Tourrettes. . Vielen etablierten Profis aus dem deutschen EM-Team reicht es nicht mehr, auf dem Weg zu glänzen, der in Richtung Titel führt. Sie wollen ihr Werk auch vollenden. Für all die, die schon am WM-Sommermärchen 2006 teil hatten, drängt die Zeit. DFB-Kapitän Philipp Lahm findet, man sei „im perfekten Fußballalter“.

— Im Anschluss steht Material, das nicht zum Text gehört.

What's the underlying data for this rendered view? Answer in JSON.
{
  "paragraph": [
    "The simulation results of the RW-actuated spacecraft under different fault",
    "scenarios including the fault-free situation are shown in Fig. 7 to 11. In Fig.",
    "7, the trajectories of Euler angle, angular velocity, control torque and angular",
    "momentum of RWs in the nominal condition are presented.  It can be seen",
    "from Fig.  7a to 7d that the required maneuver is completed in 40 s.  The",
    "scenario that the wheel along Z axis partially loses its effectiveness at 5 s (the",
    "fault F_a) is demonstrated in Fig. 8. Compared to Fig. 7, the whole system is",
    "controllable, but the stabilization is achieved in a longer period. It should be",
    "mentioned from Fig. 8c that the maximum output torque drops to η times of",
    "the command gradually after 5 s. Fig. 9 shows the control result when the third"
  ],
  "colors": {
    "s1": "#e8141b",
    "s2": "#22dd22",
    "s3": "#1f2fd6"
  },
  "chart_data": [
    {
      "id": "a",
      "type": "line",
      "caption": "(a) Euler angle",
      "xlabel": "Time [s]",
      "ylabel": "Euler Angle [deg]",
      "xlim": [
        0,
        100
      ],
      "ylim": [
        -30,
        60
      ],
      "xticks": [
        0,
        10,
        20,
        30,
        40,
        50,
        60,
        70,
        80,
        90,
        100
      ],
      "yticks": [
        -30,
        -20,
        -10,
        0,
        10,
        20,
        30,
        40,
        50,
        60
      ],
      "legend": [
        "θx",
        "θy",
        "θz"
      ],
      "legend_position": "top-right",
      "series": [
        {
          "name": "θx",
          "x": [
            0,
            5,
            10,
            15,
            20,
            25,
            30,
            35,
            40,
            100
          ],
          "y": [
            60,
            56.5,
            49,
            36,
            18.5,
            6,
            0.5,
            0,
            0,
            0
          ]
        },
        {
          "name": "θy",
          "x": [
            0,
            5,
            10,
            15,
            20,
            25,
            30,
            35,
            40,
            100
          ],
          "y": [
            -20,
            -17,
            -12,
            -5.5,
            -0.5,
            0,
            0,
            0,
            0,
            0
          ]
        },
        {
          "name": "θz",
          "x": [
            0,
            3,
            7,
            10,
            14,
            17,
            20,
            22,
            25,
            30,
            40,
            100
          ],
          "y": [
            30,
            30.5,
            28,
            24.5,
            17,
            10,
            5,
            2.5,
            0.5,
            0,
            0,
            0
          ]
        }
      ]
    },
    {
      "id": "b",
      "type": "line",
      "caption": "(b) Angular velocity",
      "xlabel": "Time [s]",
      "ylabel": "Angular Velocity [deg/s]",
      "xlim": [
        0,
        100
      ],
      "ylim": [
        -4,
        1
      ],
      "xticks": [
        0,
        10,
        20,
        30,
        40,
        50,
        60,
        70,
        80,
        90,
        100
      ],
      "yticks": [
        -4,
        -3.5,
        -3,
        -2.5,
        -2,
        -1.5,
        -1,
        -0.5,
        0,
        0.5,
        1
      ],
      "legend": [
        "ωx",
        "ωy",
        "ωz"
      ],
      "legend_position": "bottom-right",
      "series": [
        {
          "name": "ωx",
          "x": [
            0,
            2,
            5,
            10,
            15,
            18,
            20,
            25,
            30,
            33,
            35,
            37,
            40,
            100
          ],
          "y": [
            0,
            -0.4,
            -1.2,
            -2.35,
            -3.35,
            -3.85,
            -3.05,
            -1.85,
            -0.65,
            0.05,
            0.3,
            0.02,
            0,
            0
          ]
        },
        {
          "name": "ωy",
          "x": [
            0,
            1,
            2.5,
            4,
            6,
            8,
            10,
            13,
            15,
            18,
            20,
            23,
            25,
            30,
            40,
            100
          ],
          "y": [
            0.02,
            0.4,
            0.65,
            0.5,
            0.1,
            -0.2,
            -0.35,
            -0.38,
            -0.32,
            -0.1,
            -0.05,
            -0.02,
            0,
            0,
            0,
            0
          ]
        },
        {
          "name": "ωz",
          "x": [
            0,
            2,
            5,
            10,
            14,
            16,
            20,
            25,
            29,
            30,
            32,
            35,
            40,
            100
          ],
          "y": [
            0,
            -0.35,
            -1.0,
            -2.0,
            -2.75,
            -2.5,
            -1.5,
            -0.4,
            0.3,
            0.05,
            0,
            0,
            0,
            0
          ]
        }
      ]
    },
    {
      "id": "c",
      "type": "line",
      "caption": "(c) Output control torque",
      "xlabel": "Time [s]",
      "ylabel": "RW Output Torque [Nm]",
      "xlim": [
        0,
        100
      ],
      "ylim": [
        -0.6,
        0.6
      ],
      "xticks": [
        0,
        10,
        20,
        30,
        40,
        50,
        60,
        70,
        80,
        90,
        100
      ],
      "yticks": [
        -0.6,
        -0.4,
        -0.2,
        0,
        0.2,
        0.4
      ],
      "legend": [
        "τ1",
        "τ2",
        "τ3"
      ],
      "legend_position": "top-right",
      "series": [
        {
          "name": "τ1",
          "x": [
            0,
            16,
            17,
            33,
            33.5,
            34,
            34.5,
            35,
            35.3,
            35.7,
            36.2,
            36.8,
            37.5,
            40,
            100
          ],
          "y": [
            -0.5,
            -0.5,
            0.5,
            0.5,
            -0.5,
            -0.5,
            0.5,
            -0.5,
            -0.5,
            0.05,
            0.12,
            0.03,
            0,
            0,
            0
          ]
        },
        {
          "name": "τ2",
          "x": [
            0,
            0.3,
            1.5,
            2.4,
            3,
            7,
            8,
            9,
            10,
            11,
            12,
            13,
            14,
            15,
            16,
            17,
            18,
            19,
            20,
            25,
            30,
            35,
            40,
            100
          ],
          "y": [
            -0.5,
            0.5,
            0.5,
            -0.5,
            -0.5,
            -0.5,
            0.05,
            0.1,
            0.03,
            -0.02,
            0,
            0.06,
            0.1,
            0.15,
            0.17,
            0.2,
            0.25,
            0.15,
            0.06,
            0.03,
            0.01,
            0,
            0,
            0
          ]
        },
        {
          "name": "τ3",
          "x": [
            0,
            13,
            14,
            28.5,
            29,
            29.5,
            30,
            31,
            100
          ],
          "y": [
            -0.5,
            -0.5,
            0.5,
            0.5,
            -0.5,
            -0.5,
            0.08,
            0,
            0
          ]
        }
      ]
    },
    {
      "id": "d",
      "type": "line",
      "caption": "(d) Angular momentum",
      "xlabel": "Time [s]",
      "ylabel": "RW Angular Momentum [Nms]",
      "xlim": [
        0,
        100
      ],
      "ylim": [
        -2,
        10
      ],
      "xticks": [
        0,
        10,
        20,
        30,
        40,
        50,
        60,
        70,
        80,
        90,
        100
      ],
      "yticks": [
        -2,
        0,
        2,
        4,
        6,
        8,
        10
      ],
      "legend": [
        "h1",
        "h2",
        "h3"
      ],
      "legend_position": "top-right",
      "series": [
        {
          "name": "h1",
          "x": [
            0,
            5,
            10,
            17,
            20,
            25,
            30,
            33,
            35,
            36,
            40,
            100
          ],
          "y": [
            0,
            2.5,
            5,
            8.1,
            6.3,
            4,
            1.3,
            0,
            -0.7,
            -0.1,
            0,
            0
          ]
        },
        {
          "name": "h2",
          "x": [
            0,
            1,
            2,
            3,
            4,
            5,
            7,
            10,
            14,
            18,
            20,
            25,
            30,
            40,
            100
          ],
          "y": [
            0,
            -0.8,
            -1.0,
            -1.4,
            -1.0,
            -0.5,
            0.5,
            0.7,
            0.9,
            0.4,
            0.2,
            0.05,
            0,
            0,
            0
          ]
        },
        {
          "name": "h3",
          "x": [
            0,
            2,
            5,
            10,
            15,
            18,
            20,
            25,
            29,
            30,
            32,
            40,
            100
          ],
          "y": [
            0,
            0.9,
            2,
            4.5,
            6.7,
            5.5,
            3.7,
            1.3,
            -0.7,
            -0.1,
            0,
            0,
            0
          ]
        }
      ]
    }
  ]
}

Als Oliver Bierhoff sich der Aufgabe widmete, aus dem Lager der Sponsoren zu berichten, saß der Teammanager der Nationalelf mit dem Rücken zu einem Riesenposter. Auf dem Riesenposter zu sehen: Fünf Typen, die beim Casting für einen neuen Dirty-Harry-Film allesamt gute Chancen auf die Titelrolle hätten. So extrem schneidig, extrem wild entschlossen und extrem missgelaunt erlebt man Manuel Neuer, Mario Götze, Mesut Özil, Mario Gomez und Mats Hummels ansonsten selten. Aber beim „Wunsch einiger Sponsoren, uns jubelnd zu zeigen“, sei man „ein bisschen eingeschritten“, erklärte Bierhoff im Chateau de Camiole im südfranzösischen Callian. Und was bleibt den Marketingstrategen dann schon noch, um via Riesenposter diese Botschaft zu transportieren: Wir wollen den EM-Titel. Koste es, was es wolle.

Lahm fordert den EM-Titel

Philipp Lahm, der noch immer abwesende Kapitän, hatte die Devise schon vor dem Aufbruch ins Callian nahe gelegene Trainingscamp in Tourrettes ausgegeben: In Polen und der Ukraine geht es einzig und allein um den Pott. Lukas Podolski hat im Regen von Frankreich verkündet, es sei „den Menschen genug mitreißender Fußball“ geboten worden. Es müsse jetzt der Triumph her. Für Irritationen jedoch hatte es bereits 2010 gesorgt, dass Nationalspieler nur noch das Ziel im Auge haben und nicht mehr den Weg. Nach der WM in Südafrika, nach Platz drei und großen Auftritten, warteten die Fans auf dem Flughafen von Frankfurt. Deutschland wollte feiern, seine Begeisterung zeigen, seine Dankbarkeit, seine Zuneigung. Und die Helden verschwanden durch die Hintertür. Enttäuscht, weil sie nicht erreicht hatten, was sie erreichen wollten.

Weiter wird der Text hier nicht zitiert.